The big discovery: elephants have 40 slightly different versions of P53. Cancers have a much harder time learning to thwart all 40. While the study authors don’t say they are going to run right out and start a biotech, this result is so resounding that I hope it will soon lead to effective drugs. Read more here or here (paywall).
Making cement from algae, without emitting carbon
Researchers have made cement with limestone newly grown from coccolithophores (a kind of microalgae), rather than quarried limestone.
This is important because it captures carbon, thus turning cement manufacture, which accounts for 7% of all carbon emissions, into a carbon neutral process that first captures the carbon, then emits it.
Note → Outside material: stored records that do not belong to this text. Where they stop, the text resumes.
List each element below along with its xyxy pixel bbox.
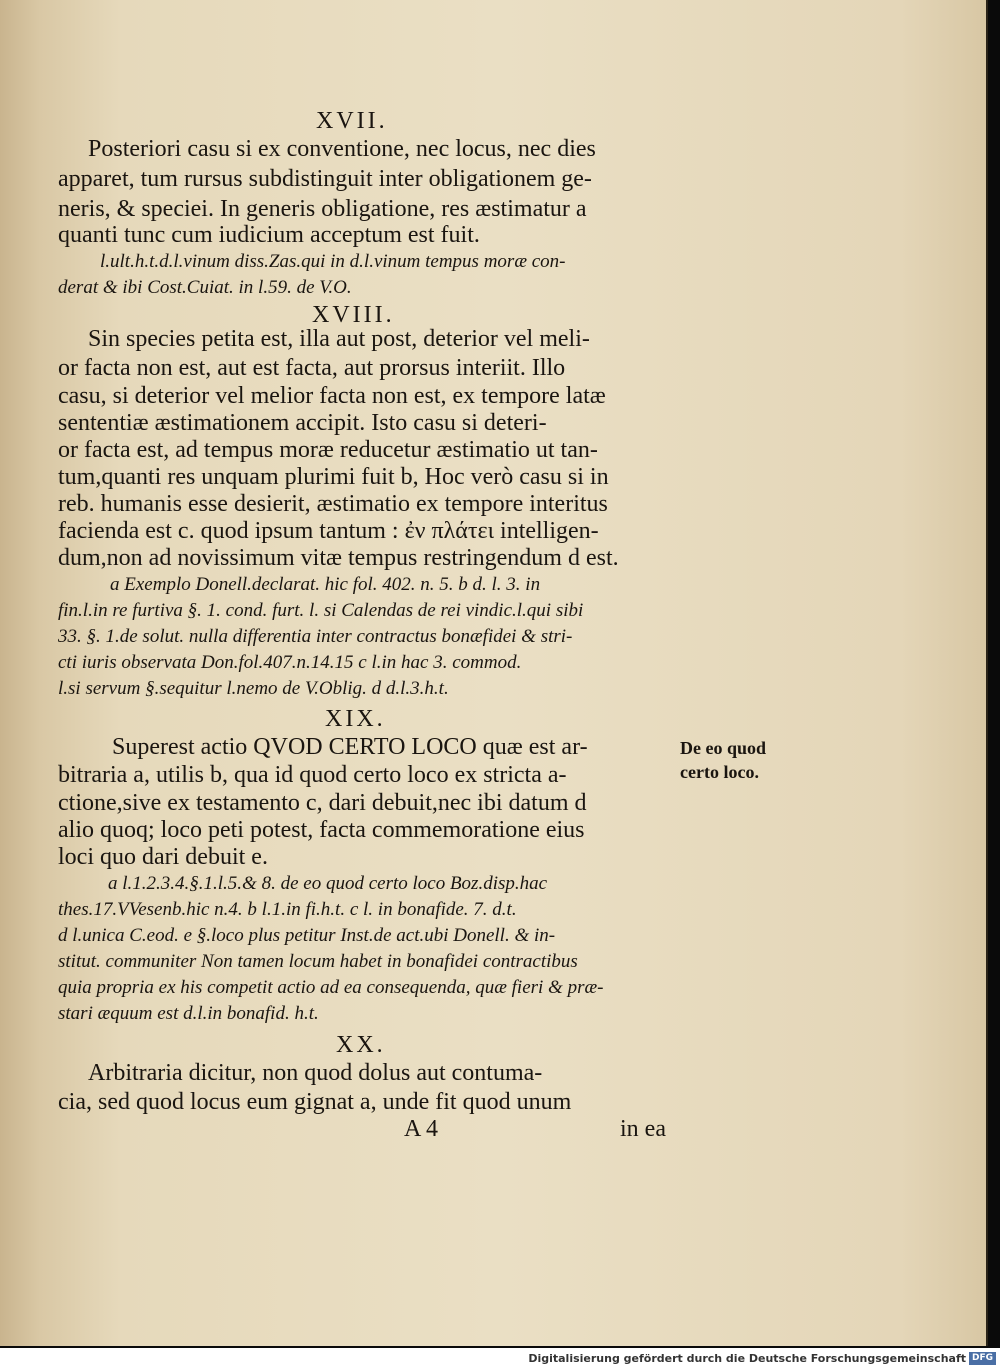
text-line: quanti tunc cum iudicium acceptum est fuit. (58, 222, 480, 248)
footnote-line: stari æquum est d.l.in bonafid. h.t. (58, 1003, 319, 1024)
footnote-line: derat & ibi Cost.Cuiat. in l.59. de V.O. (58, 277, 352, 298)
section-heading-xviii: XVIII. (312, 302, 395, 328)
text-line: tum,quanti res unquam plurimi fuit b, Hoc verò casu si in (58, 464, 609, 490)
footer-credit: Digitalisierung gefördert durch die Deutsche Forschungsgemeinschaft (528, 1352, 966, 1365)
text-line: Sin species petita est, illa aut post, deterior vel meli- (88, 326, 590, 352)
text-line: casu, si deterior vel melior facta non est, ex tempore latæ (58, 383, 606, 409)
text-line: bitraria a, utilis b, qua id quod certo loco ex stricta a- (58, 762, 567, 788)
footnote-line: 33. §. 1.de solut. nulla differentia inter contractus bonæfidei & stri- (58, 626, 573, 647)
footnote-line: l.ult.h.t.d.l.vinum diss.Zas.qui in d.l.vinum tempus moræ con- (100, 251, 566, 272)
text-line: or facta non est, aut est facta, aut prorsus interiit. Illo (58, 355, 566, 381)
footnote-line: thes.17.VVesenb.hic n.4. b l.1.in fi.h.t. c l. in bonafide. 7. d.t. (58, 899, 517, 920)
section-heading-xix: XIX. (325, 706, 386, 732)
text-line: dum,non ad novissimum vitæ tempus restringendum d est. (58, 545, 619, 571)
signature-mark: A 4 (404, 1116, 439, 1142)
marginal-note-line: certo loco. (680, 762, 759, 782)
footnote-line: stitut. communiter Non tamen locum habet in bonafidei contractibus (58, 951, 578, 972)
text-line: Superest actio QVOD CERTO LOCO quæ est ar- (112, 734, 588, 760)
text-line: sententiæ æstimationem accipit. Isto casu si deteri- (58, 410, 547, 436)
text-line: reb. humanis esse desierit, æstimatio ex tempore interitus (58, 491, 608, 517)
section-heading-xvii: XVII. (316, 108, 388, 134)
text-line: Arbitraria dicitur, non quod dolus aut contuma- (88, 1060, 543, 1086)
footnote-line: a Exemplo Donell.declarat. hic fol. 402. n. 5. b d. l. 3. in (110, 574, 541, 595)
footnote-line: fin.l.in re furtiva §. 1. cond. furt. l. si Calendas de rei vindic.l.qui sibi (58, 600, 584, 621)
footnote-line: a l.1.2.3.4.§.1.l.5.& 8. de eo quod certo loco Boz.disp.hac (108, 873, 548, 894)
footnote-line: l.si servum §.sequitur l.nemo de V.Oblig. d d.l.3.h.t. (58, 678, 449, 699)
text-line: cia, sed quod locus eum gignat a, unde fit quod unum (58, 1089, 572, 1115)
section-heading-xx: XX. (336, 1032, 386, 1058)
footnote-line: quia propria ex his competit actio ad ea consequenda, quæ fieri & præ- (58, 977, 604, 998)
text-line: or facta est, ad tempus moræ reducetur æstimatio ut tan- (58, 437, 598, 463)
marginal-note-line: De eo quod (680, 738, 767, 758)
text-line: neris, & speciei. In generis obligatione, res æstimatur a (58, 196, 587, 222)
text-line: Posteriori casu si ex conventione, nec locus, nec dies (88, 136, 596, 162)
text-line: facienda est c. quod ipsum tantum : ἐν πλάτει intelligen- (58, 518, 599, 544)
footer-bar (0, 1348, 1000, 1370)
text-line: alio quoq; loco peti potest, facta commemoratione eius (58, 817, 585, 843)
text-line: loci quo dari debuit e. (58, 844, 268, 870)
footnote-line: cti iuris observata Don.fol.407.n.14.15 c l.in hac 3. commod. (58, 652, 522, 673)
dfg-logo-icon: DFG (969, 1352, 996, 1365)
text-line: apparet, tum rursus subdistinguit inter obligationem ge- (58, 166, 592, 192)
catchword: in ea (620, 1116, 666, 1142)
footnote-line: d l.unica C.eod. e §.loco plus petitur Inst.de act.ubi Donell. & in- (58, 925, 556, 946)
text-line: ctione,sive ex testamento c, dari debuit,nec ibi datum d (58, 790, 587, 816)
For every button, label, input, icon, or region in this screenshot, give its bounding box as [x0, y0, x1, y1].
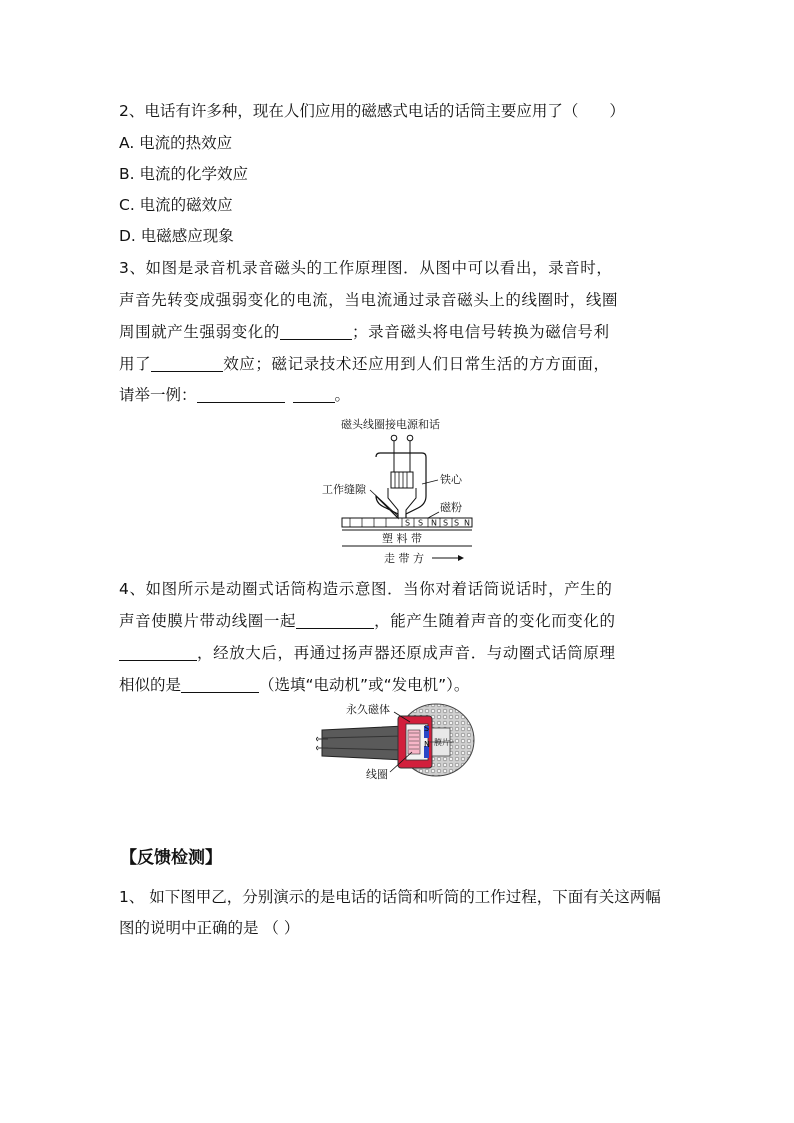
q3-line-5-end: 。 — [334, 386, 351, 404]
fig1-direction-label: 走 带 方 — [384, 552, 424, 565]
pole-letter: S — [405, 518, 411, 528]
q4-line-2 — [119, 610, 616, 632]
pole-letter: N — [464, 518, 470, 528]
feedback-q1-line-2: 图的说明中正确的是 （ ） — [119, 919, 300, 937]
q2-option-c[interactable]: C. 电流的磁效应 — [119, 196, 233, 214]
q4-blank-3[interactable] — [181, 676, 259, 693]
fig2-coil-label: 线圈 — [366, 768, 388, 781]
pole-letter: S — [443, 518, 449, 528]
fig2-diaphragm-label: 膜片 — [434, 738, 450, 747]
q3-line-4-text-2: 效应；磁记录技术还应用到人们日常生活的方方面面， — [223, 355, 610, 373]
q3-line-2: 声音先转变成强弱变化的电流，当电流通过录音磁头上的线圈时，线圈 — [119, 291, 619, 309]
q4-line-4 — [119, 674, 469, 696]
q2-option-a[interactable]: A. 电流的热效应 — [119, 134, 233, 152]
q4-line-3 — [119, 642, 616, 664]
feedback-q1-line-1: 1、 如下图甲乙，分别演示的是电话的话筒和听筒的工作过程，下面有关这两幅 — [119, 888, 661, 906]
feedback-heading: 【反馈检测】 — [120, 848, 222, 868]
fig2-pole-s: S — [424, 724, 430, 733]
pole-letter: S — [418, 518, 424, 528]
q3-blank-3b[interactable] — [293, 386, 335, 403]
q2-option-b[interactable]: B. 电流的化学效应 — [119, 165, 248, 183]
q3-line-4 — [119, 353, 610, 375]
q3-blank-1[interactable] — [280, 323, 352, 340]
recording-head-figure — [318, 414, 480, 568]
q3-line-3-text-2: ；录音磁头将电信号转换为磁信号利 — [352, 323, 610, 341]
fig2-pole-n: N — [424, 740, 430, 749]
q3-blank-3a[interactable] — [197, 386, 285, 403]
q3-line-5-text: 请举一例： — [119, 386, 197, 404]
q4-line-3-text: ，经放大后，再通过扬声器还原成声音．与动圈式话筒原理 — [197, 644, 616, 662]
q4-line-2-text: 声音使膜片带动线圈一起 — [119, 612, 297, 630]
q4-line-4-text-2: （选填“电动机”或“发电机”）。 — [259, 676, 470, 694]
microphone-figure — [316, 702, 484, 782]
q3-line-4-text: 用了 — [119, 355, 152, 373]
q3-line-3-text: 周围就产生强弱变化的 — [119, 323, 281, 341]
q3-line-1: 3、如图是录音机录音磁头的工作原理图．从图中可以看出，录音时， — [119, 259, 613, 277]
q3-line-3 — [119, 321, 610, 343]
pole-letter: S — [454, 518, 460, 528]
q4-line-1: 4、如图所示是动圈式话筒构造示意图．当你对着话筒说话时，产生的 — [119, 580, 613, 598]
fig1-core-label: 铁心 — [440, 473, 462, 486]
arrow-right-icon — [458, 555, 464, 561]
q4-line-4-text: 相似的是 — [119, 676, 182, 694]
q3-blank-2[interactable] — [151, 355, 223, 372]
fig1-powder-label: 磁粉 — [440, 501, 462, 514]
q4-blank-2[interactable] — [119, 644, 197, 661]
pole-letter: N — [431, 518, 437, 528]
q3-line-5 — [119, 384, 350, 406]
q4-line-2-text-2: ，能产生随着声音的变化而变化的 — [374, 612, 616, 630]
q2-option-d[interactable]: D. 电磁感应现象 — [119, 227, 234, 245]
fig1-tape-label: 塑 料 带 — [382, 532, 422, 545]
q4-blank-1[interactable] — [296, 612, 374, 629]
fig2-magnet-label: 永久磁体 — [346, 703, 390, 716]
q2-stem: 2、电话有许多种，现在人们应用的磁感式电话的话筒主要应用了（ ） — [119, 102, 625, 120]
fig1-top-label: 磁头线圈接电源和话 — [341, 418, 440, 431]
fig1-gap-label: 工作缝隙 — [322, 483, 366, 496]
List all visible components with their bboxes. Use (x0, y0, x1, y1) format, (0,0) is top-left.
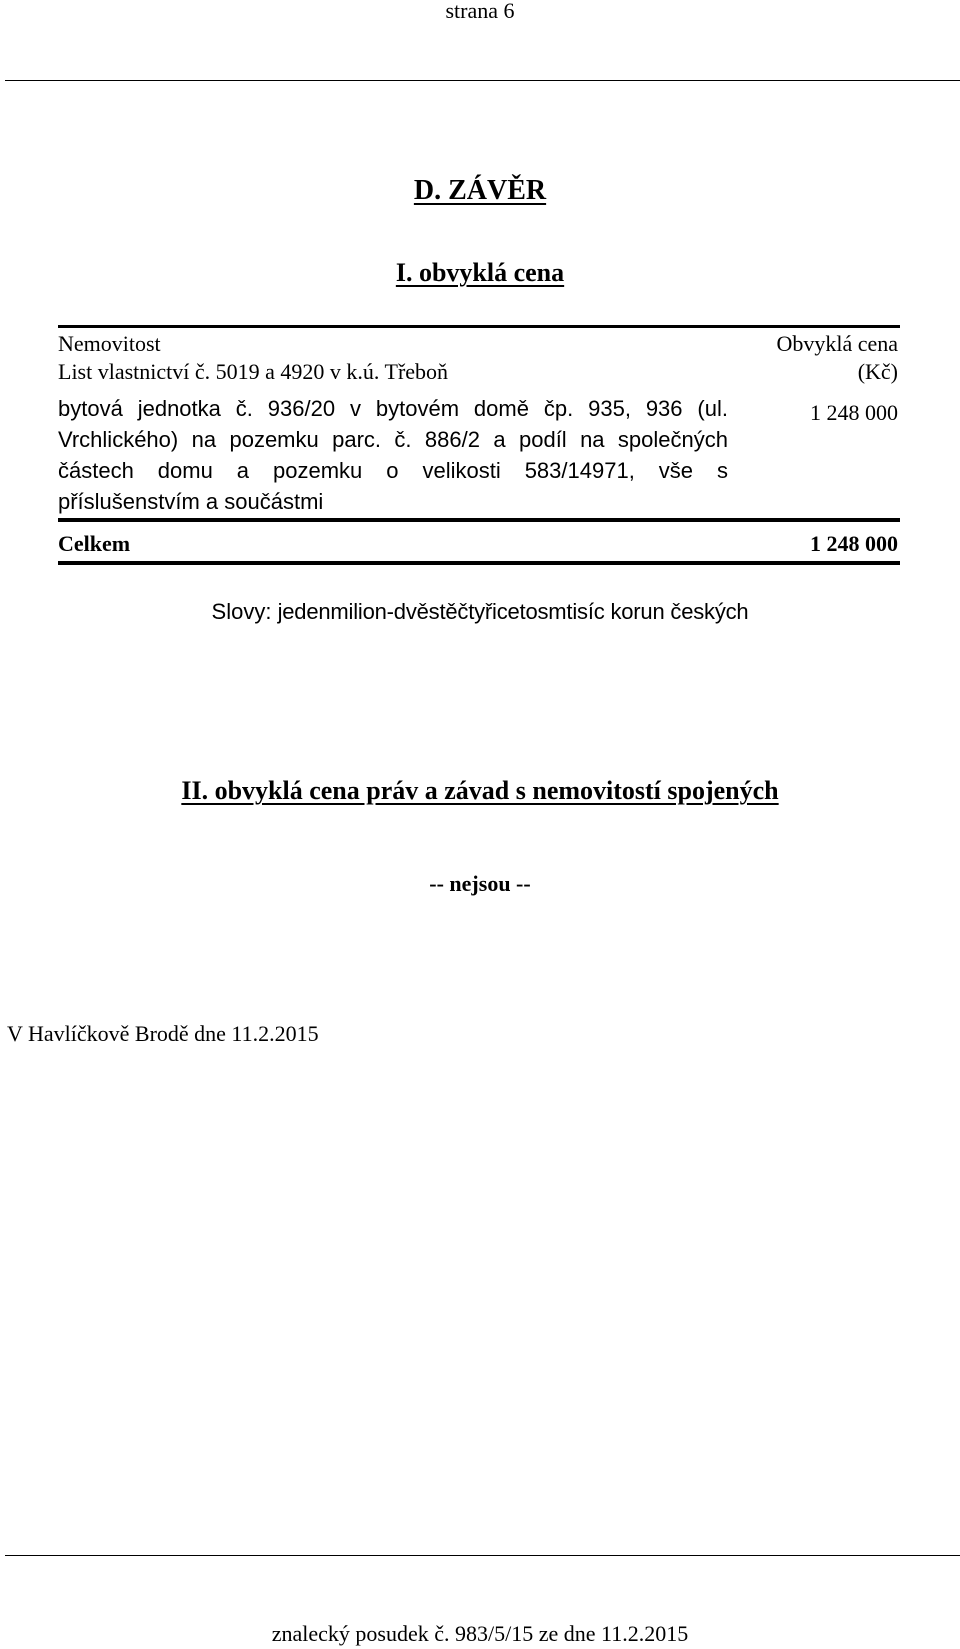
main-heading-text: D. ZÁVĚR (413, 175, 547, 206)
amount-in-words-value: jedenmilion-dvěstěčtyřicetosmtisíc korun českých (277, 599, 749, 624)
section1-title-text: I. obvyklá cena (395, 258, 565, 287)
table-top-rule (58, 325, 900, 328)
amount-in-words-label: Slovy: (211, 599, 272, 624)
table-header-price-label: Obvyklá cena (776, 331, 898, 356)
header-rule (5, 80, 960, 81)
footer-rule (5, 1555, 960, 1556)
main-heading (0, 176, 960, 206)
table-header-ownership: List vlastnictví č. 5019 a 4920 v k.ú. Třeboň (58, 359, 449, 384)
table-row-description: bytová jednotka č. 936/20 v bytovém domě čp. 935, 936 (ul. Vrchlického) na pozemku parc. č. 886/2 a podíl na společných částech domu a pozemku o velikosti 583/14971, vše s příslušenstvím a součástmi (58, 396, 728, 514)
table-header-property (58, 330, 448, 386)
place-and-date: V Havlíčkově Brodě dne 11.2.2015 (7, 1021, 319, 1046)
table-row-value: 1 248 000 (810, 400, 898, 425)
total-value: 1 248 000 (810, 531, 898, 556)
section2-value: -- nejsou -- (429, 871, 531, 896)
section2-title-text: II. obvyklá cena práv a závad s nemovitostí spojených (181, 776, 779, 805)
page-number: strana 6 (445, 0, 515, 23)
footer-text: znalecký posudek č. 983/5/15 ze dne 11.2.2015 (271, 1621, 689, 1646)
total-rule-bottom (58, 561, 900, 565)
total-rule-top (58, 518, 900, 522)
table-header-property-label: Nemovitost (58, 331, 161, 356)
table-header-price (700, 330, 898, 386)
table-header-currency: (Kč) (857, 359, 898, 384)
section1-title (0, 258, 960, 288)
total-label: Celkem (58, 531, 131, 556)
amount-in-words (0, 598, 960, 626)
section2-title (0, 776, 960, 806)
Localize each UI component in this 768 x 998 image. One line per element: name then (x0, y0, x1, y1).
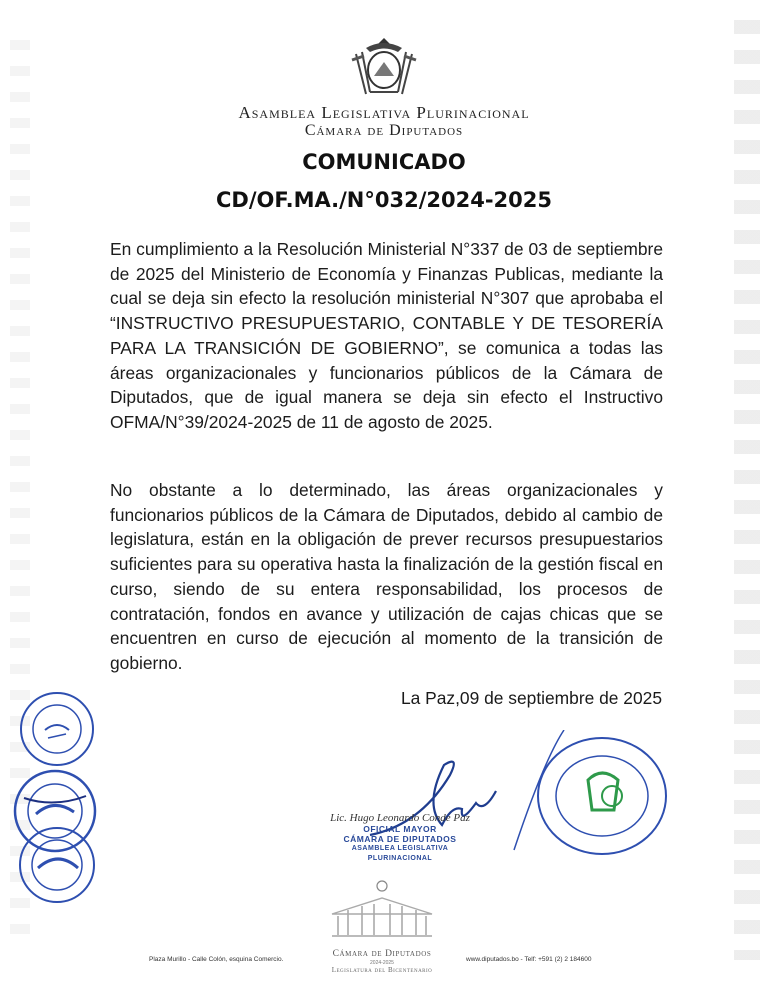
footer-chamber: Cámara de Diputados (332, 949, 432, 959)
document-reference: CD/OF.MA./N°032/2024-2025 (216, 188, 552, 212)
footer-address: Plaza Murillo - Calle Colón, esquina Comercio. (149, 956, 284, 963)
institution-name: Asamblea Legislativa Plurinacional (238, 103, 530, 122)
document-date: La Paz,09 de septiembre de 2025 (400, 688, 662, 708)
footer-years: 2024-2025 (370, 960, 394, 966)
coat-of-arms-icon (344, 34, 424, 98)
signatory-name: Lic. Hugo Leonardo Conde Paz (330, 812, 470, 824)
signatory-role: OFICIAL MAYOR (363, 824, 437, 834)
signatory-office: CÁMARA DE DIPUTADOS (343, 834, 457, 844)
footer-legislature: Legislatura del Bicentenario (331, 966, 433, 974)
approval-stamp-icon (16, 824, 98, 906)
document-title: COMUNICADO (302, 150, 466, 174)
chamber-name: Cámara de Diputados (304, 122, 464, 139)
chamber-building-icon (312, 878, 452, 948)
signatory-assembly: ASAMBLEA LEGISLATIVA PLURINACIONAL (351, 845, 449, 862)
body-paragraph-1: En cumplimiento a la Resolución Ministerial N°337 de 03 de septiembre de 2025 del Ministerio de Economía y Finanzas Publicas, mediante la cual se deja sin efecto la resolución ministerial N°307 que aprobaba el “INSTRUCTIVO PRESUPUESTARIO, CONTABLE Y DE TESORERÍA PARA LA TRANSICIÓN DE GOBIERNO”, se comunica a todas las áreas organizacionales y funcionarios públicos de la Cámara de Diputados, que de igual manera se deja sin efecto el Instructivo OFMA/N°39/2024-2025 de 11 de agosto de 2025. (110, 239, 663, 432)
body-paragraph-2: No obstante a lo determinado, las áreas organizacionales y funcionarios públicos de la Cámara de Diputados, debido al cambio de legislatura, están en la obligación de prever recursos presupuestarios suficientes para su operativa hasta la finalización de la gestión fiscal en curso, siendo de su entera responsabilidad, los procesos de contratación, fondos en avance y utilización de cajas chicas que se encuentren en curso de ejecución al momento de la transición de gobierno. (110, 480, 663, 673)
approval-stamp-icon (18, 690, 96, 768)
official-seal-icon (512, 730, 670, 866)
signature-block (320, 812, 480, 864)
footer-contact: www.diputados.bo - Telf: +591 (2) 2 184600 (466, 956, 592, 963)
This has something in common with the virtues of mass timber construction, where carbon is sequestered into trees and then stored in buildings. It also raises the obvious idea (though the researchers don’t mention this) of capturing carbon with coccolilithophores and then burying it.
This limestone looks to be very easy to deploy – just grow it with the microalgae and sell it to cement producers as a raw input. The researchers say that a set of ponds 50 miles by 50 miles would grow enough coccolithophore limestone to supply the entire world cement industry, and they have a founded a startup to try to get it done. Read more here.
Discovery of extragalactic neutrino factories
Finally, it has long been a mystery of physics where neutrinos come from. They are, I gather, extremely hard to detect. Now we have evidence that neutrinos are generated in blazars, which are galactic nuclei powered by extremely massive black holes. The evidence, as best I understand it, comes down to ‘photographing’ the neutrinos as they come from the sky with the IceCube Neutrino Observatory in Antarctica (!), and showing that this image looks like the image in the sky of the known blazar sources. There’s more info here.